Before you can adequately judge that move, you have to see what becomes of the accumulation of Toney, Robinson, and the two picks in the upcoming draft. It was a long-term play by Gettleman and the Giants, and it can’t properly be judged in the short term.

Edge defender Azeez Ojulari was a great get in Round 2, especially since the Giants were able to trade down eight spots, add a 2022 third-round pick, and still land a player who looks like the best pass rusher drafted by the franchise since Jason Pierre-Paul in 2010.

We have to wait and see what becomes of Robinson, Smith and sixth-round picks Gary Brightwell and Rodarius Williams.

A team will never hit on every player it selects, or come away with everything it hoped to find, in a draft. There are 31 other teams swimming in the same pool. The top of the 2021 draft could work out nicely for the Giants. The big hole, of course, was failing to add any offensive line depth. The Giants are continuing to pay for that sin.

Final thoughts

Giants fans, and media members have been arguing for years about what Gettleman has gotten right and what he has gotten wrong. I am honestly not sure how much it matters anymore. It seems likely that we aren’t going to have Gettleman to argue about a whole lot longer.

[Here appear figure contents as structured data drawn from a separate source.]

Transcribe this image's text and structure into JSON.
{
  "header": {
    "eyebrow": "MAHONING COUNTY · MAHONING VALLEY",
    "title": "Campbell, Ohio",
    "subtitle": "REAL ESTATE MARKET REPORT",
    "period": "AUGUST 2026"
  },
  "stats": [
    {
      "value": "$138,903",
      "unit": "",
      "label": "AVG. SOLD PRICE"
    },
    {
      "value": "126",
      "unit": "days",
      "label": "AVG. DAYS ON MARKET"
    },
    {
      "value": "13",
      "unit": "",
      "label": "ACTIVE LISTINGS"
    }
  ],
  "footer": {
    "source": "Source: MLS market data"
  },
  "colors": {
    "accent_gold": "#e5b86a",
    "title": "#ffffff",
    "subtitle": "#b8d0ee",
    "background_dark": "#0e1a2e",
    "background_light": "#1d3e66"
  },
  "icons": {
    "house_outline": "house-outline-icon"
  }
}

The bottom line is, of course, wins and losses. If the Giants end up with double-digit losses for the fourth straight season it is going to be virtually impossible for ownership to justify giving him a new contract. If the Giants happen to play well over the final eight games, perhaps Gettleman can retire of his own accord while using the justification that he believes the franchise is pointed in the right direction.